The Boy in the Striped Pajamas tells two overlapping stories, one of Bruno’s search for boyhood companions and a return to his ordinary life, and one of the horrors of the Holocaust. The tension in The Boy in the Striped Pajamas comes from understanding that Bruno witnesses and experiences a far greater tragedy than he realizes.

Bruno struggles with his family’s departure from Berlin and must leave behind all the things he feels are necessary for boyhood. When Bruno’s family moves to Out-With (a mispronunciation of Auschwitz), they leave behind their large house, their neighborhood and its daily rhythms, and, most importantly to Bruno, his three best friends for life. In more existential terms, Bruno loses his community, his understanding of home, and his companionship. He is isolated, confused, and lonely. At the beginning of the novel, Bruno thinks he wants to return to his home in Berlin, but his real goal is to reestablish those lost aspects of his life.

After the Fury—Bruno’s name for Hitler, the Führer—comes to their home in Berlin for dinner, Bruno’s father is promoted to the position of Commandant at Out-With The family must move from Berlin to an isolated house just outside the concentration camp with no community besides the soldiers under Father’s command. No one in their family is enthusiastic about the move, but Father, Mother, and Gretel all stress to Bruno that Father’s job is extremely important, and they are needed there.

At first, Bruno and Gretel have no one to socialize with and no way to spend their time. They are restless, lonely, and temperamental. They soon get a tutor and slowly develop new rhythms in their new house. Bruno gets used to the fact that it is smaller with less to explore, partly because he begins to explore outside the house instead. On his adventures, Bruno meets a boy on the other side of the fence named Shmuel. Bruno notices that Shmuel looks terribly unhealthy and sad, but he does not inquire because he doesn’t want to appear rude. Instead, the boys talk about what they have in common, and their lives before Out-With. The two become fast friends, and Bruno walks to meet Shmuel nearly every day, bringing food at Shmuel’s request.

When Bruno meets Shmuel, he is delighted to find they have so much in common because Bruno hears echoes of all his same losses in Shmuel’s story. Like Bruno, Shmuel was forced to leave his home and was separated from his community and friends. What Bruno does not understand, however, is the vast difference in scale between his life shift and Shmuel’s. The audience understands the far greater cost of what has been taken from Shmuel, a Jew in a concentration camp. He too has lost his community, his sense of home, and his companionship, but he has also been stripped of his basic human dignity, which Bruno retains. Shmuel was brought to Out-With as a prisoner, not as the son of a high-ranking military official.

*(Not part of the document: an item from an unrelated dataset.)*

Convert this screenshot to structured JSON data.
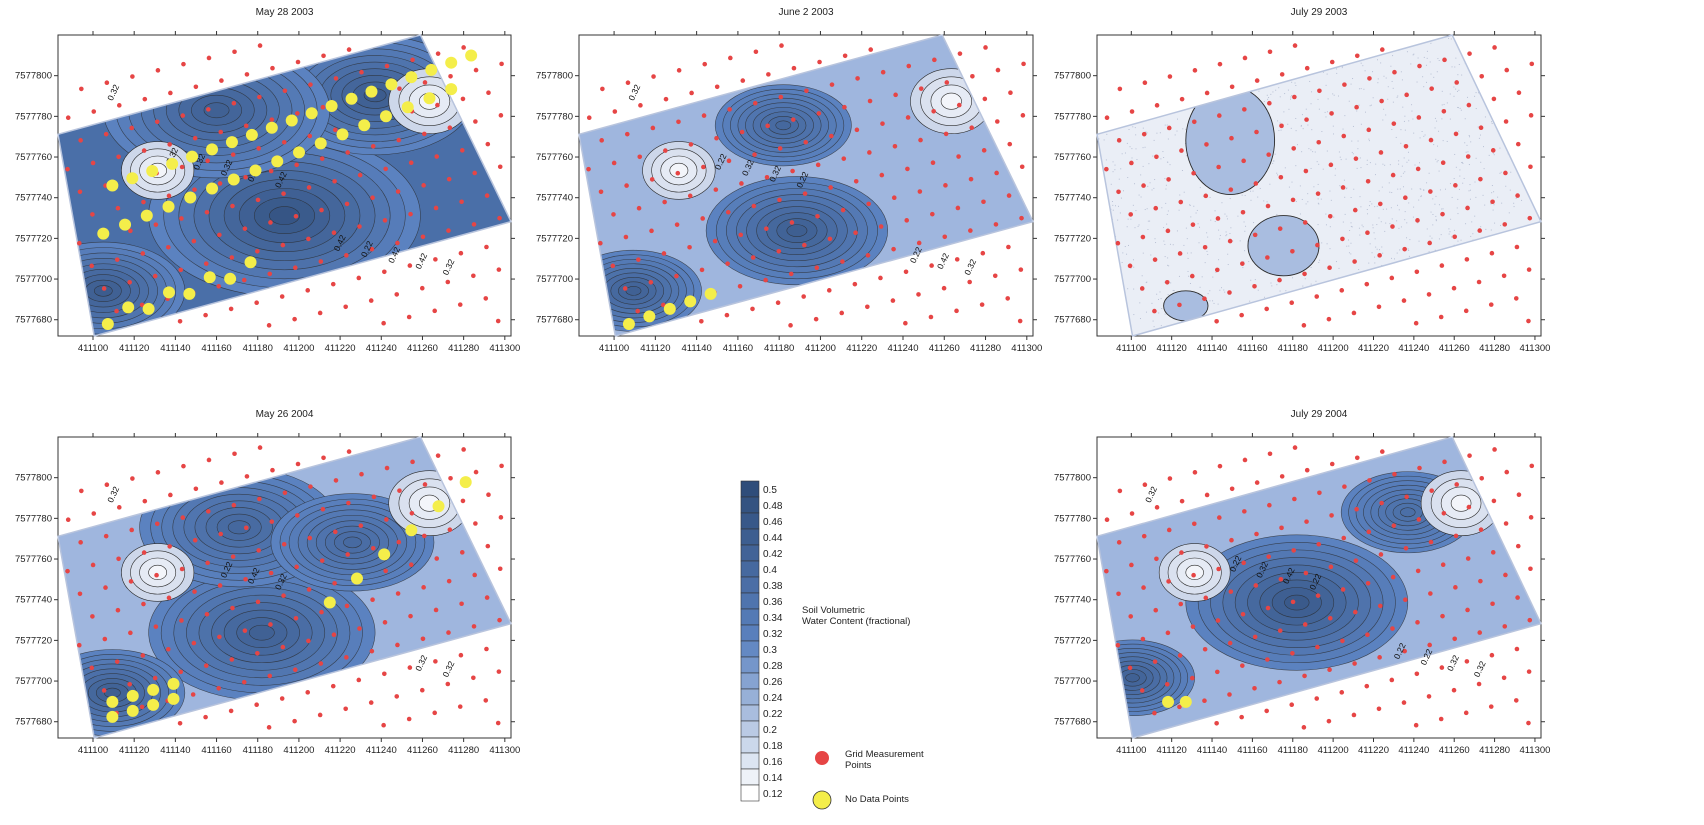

After nearly a year of friendship, Shmuel’s father goes missing and Shmuel asks for Bruno’s help in looking for him. Bruno agrees to go under the fence into Out-With disguised as a Jew to help Shmuel search. Bruno recently had lice, so his hair is shaved like Shmuel’s and Shmuel steals clothes for Bruno to wear. Bruno successfully sneaks in and the two boys look for evidence that might lead to Shmuel’s dad. They find nothing, but a group of guards forces them on a march before Bruno can return home. Bruno and Shmuel, along with others in the camp, are marched into a gas chamber and the door closes. The reader with any knowledge of Holocaust history will understand the foreshadowing here: Bruno will never return home, but will instead be treated as a Jew and violently killed.

Ultimately, Bruno is a child in search of his childhood. When he moves to Out-With, he feels he has lost everything. Although Bruno knows nothing of the Holocaust, the novel assumes the reader does. Therefore, Bruno’s loss of childhood stands in for—and illuminates—the significantly larger loss of humanity on the other side of the fence. In Bruno’s relationship with Shmuel, connection and empathy become the glue that binds them. Bruno differs from the adults around him when he seeks a friend, while Father and the other soldiers treat the Jews as less than human. In the end, this deliberate dehumanization takes Shmuel’s and Bruno’s lives at the same time.

The novel ends with this: “Of course all this happened a long time ago and nothing like that could ever happen again. Not in this day and age.” We are meant to look beyond these simple, final words and see the dark, tongue-in-cheek truth. The tragedies of Bruno’s and Shmuel’s stories—and that of the Holocaust as a whole—are always possible as long as people lack empathy The storybook ending would leave Bruno and Shmuel’s tragic fate in the past, but this use of a limited narrator reminds us that life is not as tidy. The novel suggests the best way to ensure people live with human dignity is to continually seek community and connection in the people we meet, however we meet them.